Opinions - 15.11.2014
Ghazi Gherairi décrypte pour Le Monde les élections et la formation du futur gouvernement
«N’oublions pas que nous revenons de loin et que nous ne sommes pas au bout du chemin. Mais il y a en Tunisie une grande sagesse commune, presque inconsciente, qui vient de nouveau de s’exprimer par ces élections » estime Ghazi Gherairi dans une interview que publie Le Monde, sus le titre de « La révolution tunisienne n’est pas un accident de l’Histoire ». Interrogé par Charlotte Bozonnet au sujet de l’existence d’un modèle tunisien, il ne souscrit pas, par humilité, à cette idée, « le processus n’étant pas encore totalement abouti », mais considère que « la révolution tunisienne a ouvert le spectre de l’écartèlement du monde arabe. Il y a d’un côté Daech [organisation de l’Etat islamique], qui représente le Moyen Age en plein XXIe siècle, et de l’autre la haute modernité de la dynamique politique et sociale en Tunisie aujourd’hui. La Tunisie n’est peut-être pas encore arrivée de l’autre côté mais elle a fait un grand pas : il y a déjà une part d’irréversibilité dans ce qui se passe ».

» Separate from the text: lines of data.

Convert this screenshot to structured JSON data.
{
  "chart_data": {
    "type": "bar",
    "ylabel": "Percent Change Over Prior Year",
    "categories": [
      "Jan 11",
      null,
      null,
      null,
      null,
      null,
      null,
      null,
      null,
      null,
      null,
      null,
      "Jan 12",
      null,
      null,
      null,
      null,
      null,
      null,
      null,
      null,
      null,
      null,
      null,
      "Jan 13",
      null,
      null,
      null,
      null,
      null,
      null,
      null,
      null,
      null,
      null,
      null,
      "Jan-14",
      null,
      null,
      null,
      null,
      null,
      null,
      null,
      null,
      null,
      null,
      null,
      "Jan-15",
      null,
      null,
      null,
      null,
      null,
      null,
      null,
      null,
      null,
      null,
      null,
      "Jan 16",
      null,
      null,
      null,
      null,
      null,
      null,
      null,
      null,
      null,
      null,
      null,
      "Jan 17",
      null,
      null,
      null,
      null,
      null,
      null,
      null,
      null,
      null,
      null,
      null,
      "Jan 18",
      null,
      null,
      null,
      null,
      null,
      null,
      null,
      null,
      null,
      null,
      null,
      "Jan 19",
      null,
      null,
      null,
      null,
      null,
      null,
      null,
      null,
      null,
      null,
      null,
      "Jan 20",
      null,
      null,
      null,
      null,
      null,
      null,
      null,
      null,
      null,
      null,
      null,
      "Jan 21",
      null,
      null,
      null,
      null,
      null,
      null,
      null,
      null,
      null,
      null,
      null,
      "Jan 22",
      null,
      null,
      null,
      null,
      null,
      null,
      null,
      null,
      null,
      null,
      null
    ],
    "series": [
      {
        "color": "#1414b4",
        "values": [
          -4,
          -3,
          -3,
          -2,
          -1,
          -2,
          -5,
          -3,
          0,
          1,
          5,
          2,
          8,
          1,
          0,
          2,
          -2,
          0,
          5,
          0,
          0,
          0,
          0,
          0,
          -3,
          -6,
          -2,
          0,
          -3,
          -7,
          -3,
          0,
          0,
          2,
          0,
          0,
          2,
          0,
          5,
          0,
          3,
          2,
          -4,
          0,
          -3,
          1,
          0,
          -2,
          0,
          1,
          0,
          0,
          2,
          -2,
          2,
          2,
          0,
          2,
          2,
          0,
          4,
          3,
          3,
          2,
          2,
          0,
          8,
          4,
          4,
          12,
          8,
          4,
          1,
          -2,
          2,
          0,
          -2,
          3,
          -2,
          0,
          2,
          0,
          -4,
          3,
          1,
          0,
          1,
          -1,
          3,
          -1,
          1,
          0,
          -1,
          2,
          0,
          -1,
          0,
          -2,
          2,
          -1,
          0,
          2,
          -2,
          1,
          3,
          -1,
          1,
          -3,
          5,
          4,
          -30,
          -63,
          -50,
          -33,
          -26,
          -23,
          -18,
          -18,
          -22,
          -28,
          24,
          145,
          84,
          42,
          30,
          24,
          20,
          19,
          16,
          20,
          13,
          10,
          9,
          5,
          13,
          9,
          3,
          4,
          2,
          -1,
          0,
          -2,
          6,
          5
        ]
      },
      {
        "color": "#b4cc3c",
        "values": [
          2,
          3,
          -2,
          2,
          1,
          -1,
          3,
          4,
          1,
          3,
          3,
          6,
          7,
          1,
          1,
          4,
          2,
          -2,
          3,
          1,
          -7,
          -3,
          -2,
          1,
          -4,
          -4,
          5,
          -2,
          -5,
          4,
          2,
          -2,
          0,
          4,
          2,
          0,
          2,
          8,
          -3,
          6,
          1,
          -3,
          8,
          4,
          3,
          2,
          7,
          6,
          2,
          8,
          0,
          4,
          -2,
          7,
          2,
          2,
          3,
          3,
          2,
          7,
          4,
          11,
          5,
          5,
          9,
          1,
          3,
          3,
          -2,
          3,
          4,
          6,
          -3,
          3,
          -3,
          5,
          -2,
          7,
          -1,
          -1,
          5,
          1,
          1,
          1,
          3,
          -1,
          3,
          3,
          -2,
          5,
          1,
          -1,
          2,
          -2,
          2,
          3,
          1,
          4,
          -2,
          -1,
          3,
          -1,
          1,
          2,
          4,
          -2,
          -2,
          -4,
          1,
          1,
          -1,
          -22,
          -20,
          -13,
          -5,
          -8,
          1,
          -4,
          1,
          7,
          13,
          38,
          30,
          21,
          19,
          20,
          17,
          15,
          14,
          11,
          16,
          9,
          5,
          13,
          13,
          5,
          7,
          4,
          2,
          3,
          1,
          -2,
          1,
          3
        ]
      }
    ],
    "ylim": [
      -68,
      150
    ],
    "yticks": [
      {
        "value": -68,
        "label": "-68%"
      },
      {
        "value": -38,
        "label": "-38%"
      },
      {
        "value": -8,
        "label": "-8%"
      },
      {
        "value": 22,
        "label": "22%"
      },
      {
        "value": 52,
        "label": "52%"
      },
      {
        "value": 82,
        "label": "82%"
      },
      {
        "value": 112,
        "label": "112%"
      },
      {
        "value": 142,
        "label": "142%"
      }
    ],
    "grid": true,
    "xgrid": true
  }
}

Pour Gherairi, « c’est une nouvelle page de la pratique politique dans les pays arabes qui s’ouvre. Exporter cette expérience doit être le dernier souci des Tunisiens. La seule chose qu’ils peuvent faire, c’est donner envie à leurs voisins en construisant une démocratie bienfaisante à leurs portes. Désormais, la réponse à la question : « La démocratie est-elle possible dans un pays arabe ? » est : «Oui, absolument ! »
Quant aux différents scénarios pour la formation d’un gouvernement de coalition, Gherairi indique que : « Nidaa Tounès est obligé de trouver des alliés pour former le gouvernement, mais les partis de centre gauche sont très affaiblis. Il lui faudra donc, pour rester fidèle à sa famille politique, se tourner vers Afek Tounès [sociallibéral] et le Front populaire [gauche et extrême gauche] – même si ce dernier peut, pour préserver son unité interne, ne pas être enclin à y aller. Nidaa Tounès choisira-t-il alors de se rapprocher de l’UPL ? Ou bien d’Ennahda ? Si l’électorat d’Ennahda y a été préparé – le parti en parle depuis longtemps –, celui de Nidaa Tounès, qui a, en grande partie, voté pour déloger les islamistes du pouvoir, peut ne pas voir pareille alliance d’un bon œil. Pour convaincre son électorat, le parti aura donc besoin d’obtenir le label de gouvernement d’«union nationale ». Nous allons de ce fait vers des semaines de grand équilibrisme politique ».